Perovskite semiconductors demand deep investigation with respect to their stability in terms of moisture and temperature. However, the encapsulation technique could give the solution to enhance the stability to some extent. Stability under light exposure is another challenge to be faced while dealing with perovskite-based PDs [137]. The deep insight into the mechanism of light-induced degradation will be valuable for designing highly stable perovskite materials [147]. There are many reports on the degradation of perovskites under light illumination. The hypotheses include electronic trap states [148], photochemical reactions [149,150], activate transport of halide ions and/or organic cations [151], etc.
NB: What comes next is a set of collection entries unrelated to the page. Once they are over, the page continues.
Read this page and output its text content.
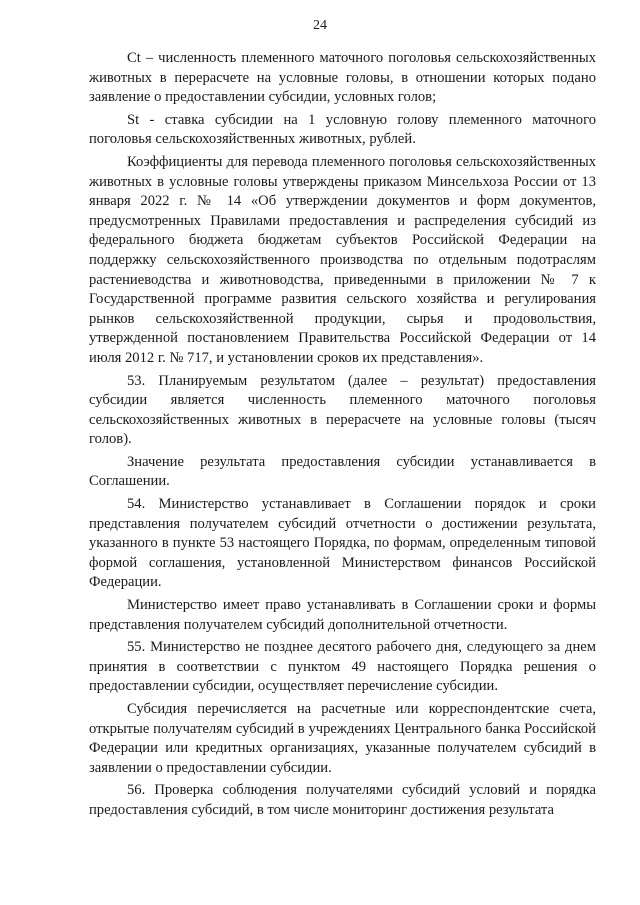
24

Ct – численность племенного маточного поголовья сельскохозяйственных животных в перерасчете на условные головы, в отношении которых подано заявление о предоставлении субсидии, условных голов;

St - ставка субсидии на 1 условную голову племенного маточного поголовья сельскохозяйственных животных, рублей.

Коэффициенты для перевода племенного поголовья сельскохозяйственных животных в условные головы утверждены приказом Минсельхоза России от 13 января 2022 г. № 14 «Об утверждении документов и форм документов, предусмотренных Правилами предоставления и распределения субсидий из федерального бюджета бюджетам субъектов Российской Федерации на поддержку сельскохозяйственного производства по отдельным подотраслям растениеводства и животноводства, приведенными в приложении № 7 к Государственной программе развития сельского хозяйства и регулирования рынков сельскохозяйственной продукции, сырья и продовольствия, утвержденной постановлением Правительства Российской Федерации от 14 июля 2012 г. № 717, и установлении сроков их представления».

53. Планируемым результатом (далее – результат) предоставления субсидии является численность племенного маточного поголовья сельскохозяйственных животных в перерасчете на условные головы (тысяч голов).

Значение результата предоставления субсидии устанавливается в Соглашении.

54. Министерство устанавливает в Соглашении порядок и сроки представления получателем субсидий отчетности о достижении результата, указанного в пункте 53 настоящего Порядка, по формам, определенным типовой формой соглашения, установленной Министерством финансов Российской Федерации.

Министерство имеет право устанавливать в Соглашении сроки и формы представления получателем субсидий дополнительной отчетности.

55. Министерство не позднее десятого рабочего дня, следующего за днем принятия в соответствии с пунктом 49 настоящего Порядка решения о предоставлении субсидии, осуществляет перечисление субсидии.

Субсидия перечисляется на расчетные или корреспондентские счета, открытые получателям субсидий в учреждениях Центрального банка Российской Федерации или кредитных организациях, указанные получателем субсидий в заявлении о предоставлении субсидии.

56. Проверка соблюдения получателями субсидий условий и порядка предоставления субсидий, в том числе мониторинг достижения результата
Bag et al. studied the stability of perovskite under light exposure by replacing an ${\mathrm{MA}}^{+}$ (methylammonium) ion with an ${\mathrm{FA}}^{+}$ (formamidinium) ion; stability was enhanced by optimizing the balance between ${\mathrm{MA}}^{+}$ and ${\mathrm{FA}}^{+}$ ions [151]. Hence, it can be concluded that the controlling of vacancy defects and ion migration deficiency can considerably enhance the stability of perovskite-based devices under long-term exposure to light illumination.

Several issues and open questions regarding the commercialization of perovskite-based PDs remain to be confronted. The toxicity caused by lead is always a problem, threatening human health, poisoning organisms, polluting the environment, and causing difficulty in discharging lead from the body. Research indicates that the contamination of lead ions to soil and water sources is permanent and generates a very serious negative impact on human, animal, and plant survival [152–155]. Therefore, to assure human safety and a pollution-free natural environment, it is very essential to develop some non- or low-toxic metal ions to replace lead as perovskite materials. For example, there have been multiple previous attempts to replace ${\mathrm{Pb}}^{2+}$ ions by less toxic ions such as ${\mathrm{Sn}}^{2+}$, ${\mathrm{Bi}}^{3+}$, ${\mathrm{Ge}}^{2+}$, ${\mathrm{Sb}}^{3+}$, ${\mathrm{Mn}}^{2+}$, and ${\mathrm{Cu}}^{2+}$ ions [156–160]. These efforts not only increase the variety of perovskite materials but also enhance the environmentally friendly features. Although the toxicity has been weakened by lead-free perovskites, the performance of the device needs to be further improved. Among the perovskite components, lead acts as a core skeleton that plays an important role in the generation and transport of charges. The carriers transfer along with the Pb–halogen bond, resulting in poor performance and lower stability after replacing Pb with Sn or Bi. Many researchers have proved that the role of lead is irreplaceable; thus the toxicity treatment of perovskite needs to be further considered. Overall, to facilitate a profound understanding of perovskite characteristics and device physics, the focus should be sharpened to their crystal growth process, defect engineering, device fabrication technique, and more importantly, the stability of devices under ambient conditions.

In summary, by virtue of their superior optoelectronic properties, perovskite materials have made a giant step in the PDs research field. Although significant advances in the development of perovskite-based self-powered PDs have been made in past years, there are still some challenges remaining before moving forward with practical applications. There are two ways to bring the perovskite-based PDs to practical or commercial application: either by optimization of material synthesis with high crystal quality and enhancement of stability issues in perovskite material or advancement in device fabrication strategy. Moreover, PD arrays are less explored for real applications in imaging and biomedical sensing, which should be a focus in the future. Specifically, the fabricated self-powered perovskite PDs should be intelligent, multifunctional, supersmall, extremely sensitive, and energy-efficient. This requires the rational synthesis of materials, fabrication of devices, and integration of various devices into a system with multifunctional characteristics and operation without external power sources. We strongly believe that the reader can acquire more comprehensive knowledge in this field while reading this review and motivate young researchers to undertake the tasks to solve the issues raised in this review.